Counterfactual debiasing is a post-hoc model debiasing technique that uses machine unlearning to remove learned biases by replacing the influence of bias-aligned training samples with their counterfactual versions. Instead of simply forgetting harmful samples, this approach substitutes them with bias-conflicting alternatives, actively promoting fairness.

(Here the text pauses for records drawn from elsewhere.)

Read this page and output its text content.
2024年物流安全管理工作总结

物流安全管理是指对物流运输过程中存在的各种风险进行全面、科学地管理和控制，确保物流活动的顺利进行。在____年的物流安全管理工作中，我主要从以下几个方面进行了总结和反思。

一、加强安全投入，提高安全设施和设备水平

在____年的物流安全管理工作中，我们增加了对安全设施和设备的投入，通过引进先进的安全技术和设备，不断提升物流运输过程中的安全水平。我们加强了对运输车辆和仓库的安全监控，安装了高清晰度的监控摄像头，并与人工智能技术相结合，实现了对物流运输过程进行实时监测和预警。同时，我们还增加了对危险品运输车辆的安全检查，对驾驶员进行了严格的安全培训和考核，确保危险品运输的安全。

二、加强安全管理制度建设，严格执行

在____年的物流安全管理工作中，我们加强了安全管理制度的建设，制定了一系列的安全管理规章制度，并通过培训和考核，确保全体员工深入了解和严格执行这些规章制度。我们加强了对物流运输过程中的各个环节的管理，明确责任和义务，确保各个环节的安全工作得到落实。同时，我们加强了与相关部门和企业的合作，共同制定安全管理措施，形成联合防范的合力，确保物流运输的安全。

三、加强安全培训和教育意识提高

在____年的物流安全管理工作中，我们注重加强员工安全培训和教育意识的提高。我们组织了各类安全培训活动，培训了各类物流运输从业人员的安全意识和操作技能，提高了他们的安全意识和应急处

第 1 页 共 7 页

The method operates in three stages: (1) construct counterfactual pairs by flipping the protected attribute while keeping other features fixed, (2) identify harmful samples whose removal would decrease bias via an influence-on-bias function I_{up,bias}(z_k, B(θ̂)), and (3) perform Newton-step unlearning that simultaneously removes the harmful sample and introduces its counterfactual.
Key Details
- Counterfactual bias metric: B(c_i, A, θ̂) = |P(Ŷ = f_θ(X,A) | X=x_i, A=a_i) - P(Ŷ = f_θ(X,A) | X=x_i, A=ā_i)|
- Influence on bias: I_{up,bias}(z_k, B) = -∇_θ B(θ̂) H_θ̂⁻¹ ∇_θ L(z_k, θ̂) measures each sample’s contribution to bias
- Unlearning with replacement: θ_new = θ̂ + Σ_k H_θ̂⁻¹(∇_θ L(z_k, θ̂) - ∇_θ L(z̃_k, θ̂))
- External dataset variant: When training data is unavailable, use D_ex to construct counterfactual pairs for unlearning
- Key observation: Harmful samples are bias-aligned (e.g., <blonde, female>), helpful samples are bias-conflicting
- Works on deep networks by applying unlearning only to the last classifier layer(s)